It’s not a secret that disinformation, false rumors or fake news are prevalent. Social media has enabled most anyone to share information - leading to this issue. On one hand, the public’s awareness of disinformation and the ability to determine if something is fake, has increased. But it still happens: a 2022 study by Statistica found that 38.2% of the people surveyed accidentally shared fake news.
So how do you identify and combat disinformation and false rumors? Especially since disinformation and false rumors spread quickly and are often unanticipated.
First you need to be aware of the misleading information.
There are many tools to help you. Google Alerts is an easy (and free) tool to keep on top of new information published on the internet. It's easy to set-up and you can track information on any topic, company or name.
The only downside of Google Alerts is you will not receive alerts on social media mentions. Unfortunately, there isn't a free tool that can help you keep track of social media mentions on a variety of platforms. But here are a few recommendations:
- Tweetdeck is a free tool by Twitter to help you keep on top of Twitter mentions.
- Hootsuite is a helpful listening and posting tool, with plans starting at $99/month.
- Awario is a lower-priced monitoring software, with plans starting at $24/month.
- Brand24 has plans that will also monitor Tiktok, Twitch and more.
- Loomly integrates with a slew of social media channels and has plans that start at $26/month
- Linked In allows you to set-up notifications on your profile about page updates and other activity, but it’s limited.
- Facebook offers statistics about your page's performance, but it does not offer social monitoring tools.
The next step is to communicate accurate information.

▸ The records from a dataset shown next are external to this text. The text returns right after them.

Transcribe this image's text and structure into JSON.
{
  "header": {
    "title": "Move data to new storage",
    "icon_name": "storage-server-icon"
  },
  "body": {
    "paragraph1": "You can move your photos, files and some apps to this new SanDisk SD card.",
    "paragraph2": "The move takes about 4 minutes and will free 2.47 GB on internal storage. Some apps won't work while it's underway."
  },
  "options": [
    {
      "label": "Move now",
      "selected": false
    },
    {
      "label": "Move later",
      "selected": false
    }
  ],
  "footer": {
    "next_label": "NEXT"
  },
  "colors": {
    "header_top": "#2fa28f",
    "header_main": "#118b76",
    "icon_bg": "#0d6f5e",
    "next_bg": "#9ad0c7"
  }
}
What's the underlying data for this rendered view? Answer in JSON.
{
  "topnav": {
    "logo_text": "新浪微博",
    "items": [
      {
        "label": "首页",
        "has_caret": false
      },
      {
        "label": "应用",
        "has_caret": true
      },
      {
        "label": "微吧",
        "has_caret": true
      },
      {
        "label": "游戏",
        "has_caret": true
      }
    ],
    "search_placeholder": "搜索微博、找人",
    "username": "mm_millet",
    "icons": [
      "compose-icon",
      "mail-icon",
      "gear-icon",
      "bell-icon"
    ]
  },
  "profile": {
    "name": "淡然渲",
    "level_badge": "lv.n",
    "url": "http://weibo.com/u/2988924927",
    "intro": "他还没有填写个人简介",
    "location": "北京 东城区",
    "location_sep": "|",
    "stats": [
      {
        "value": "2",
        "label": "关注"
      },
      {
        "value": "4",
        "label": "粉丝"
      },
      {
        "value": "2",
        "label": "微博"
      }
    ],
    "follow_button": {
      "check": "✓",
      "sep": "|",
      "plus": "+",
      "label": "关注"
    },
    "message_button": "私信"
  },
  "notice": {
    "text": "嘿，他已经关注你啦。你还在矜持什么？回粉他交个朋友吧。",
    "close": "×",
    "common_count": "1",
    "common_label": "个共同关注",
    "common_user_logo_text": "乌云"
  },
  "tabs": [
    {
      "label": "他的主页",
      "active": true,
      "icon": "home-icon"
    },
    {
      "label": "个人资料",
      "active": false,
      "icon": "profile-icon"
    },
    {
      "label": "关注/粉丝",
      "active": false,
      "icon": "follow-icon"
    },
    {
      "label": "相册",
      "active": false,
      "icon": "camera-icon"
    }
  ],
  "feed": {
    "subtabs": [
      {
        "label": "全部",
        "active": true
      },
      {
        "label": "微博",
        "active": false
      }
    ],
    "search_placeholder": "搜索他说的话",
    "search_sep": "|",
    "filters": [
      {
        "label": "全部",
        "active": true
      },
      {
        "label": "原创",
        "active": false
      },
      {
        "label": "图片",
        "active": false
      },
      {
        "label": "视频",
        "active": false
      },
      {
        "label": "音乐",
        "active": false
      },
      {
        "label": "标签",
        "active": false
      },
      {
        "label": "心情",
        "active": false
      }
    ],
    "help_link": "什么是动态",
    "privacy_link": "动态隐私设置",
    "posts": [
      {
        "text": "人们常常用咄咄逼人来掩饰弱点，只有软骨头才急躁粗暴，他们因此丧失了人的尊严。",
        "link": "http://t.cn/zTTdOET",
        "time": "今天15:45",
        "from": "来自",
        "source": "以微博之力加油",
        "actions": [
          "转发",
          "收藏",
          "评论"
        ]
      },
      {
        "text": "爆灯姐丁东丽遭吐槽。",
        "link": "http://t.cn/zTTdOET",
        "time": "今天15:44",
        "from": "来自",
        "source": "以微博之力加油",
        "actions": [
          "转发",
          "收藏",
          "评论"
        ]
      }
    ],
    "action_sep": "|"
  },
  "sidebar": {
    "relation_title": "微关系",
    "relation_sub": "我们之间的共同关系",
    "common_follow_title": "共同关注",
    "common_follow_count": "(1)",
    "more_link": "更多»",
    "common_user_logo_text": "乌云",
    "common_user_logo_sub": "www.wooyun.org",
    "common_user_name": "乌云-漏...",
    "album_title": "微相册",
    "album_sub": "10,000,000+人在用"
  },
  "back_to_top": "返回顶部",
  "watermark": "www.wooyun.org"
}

You will want to explain the true information clearly and concisely without adding personal opinions. A lot of disinformation is founded in half-truths. So, when you are putting together your information, acknowledge what information is true and what is not.
A good example is this web page published by the DEC in New York on Eastern Cougar (mountain lion) sightings. It begins by explaining how you can report a mountain lion sighting. The page then details two types of disinformation. It first shows images that weren’t taken in New York or created with image editing software. The second is a statement that the DEC has not and will not release cougars into the wild (despite contrary reports).
Finally, be a source of trustworthy information.
Your organization can do this by being consistent and repetitive with your organization’s outreach. There are many ways to do this, including:
If your communications are consistent and factual, you will build a loyal group of followers. They will feel confident your information is truthful and accurate. And before you know it, your messages and data will be reshared and published helping to combat disinformation.
- Publish consistent, timely and accurate information on your website.
- Institute a text messaging-based system for public alerts and critical messages.
- Create an email list of reporters and editors and send press releases that are easy for them to either republish as is, or to ask for an interview.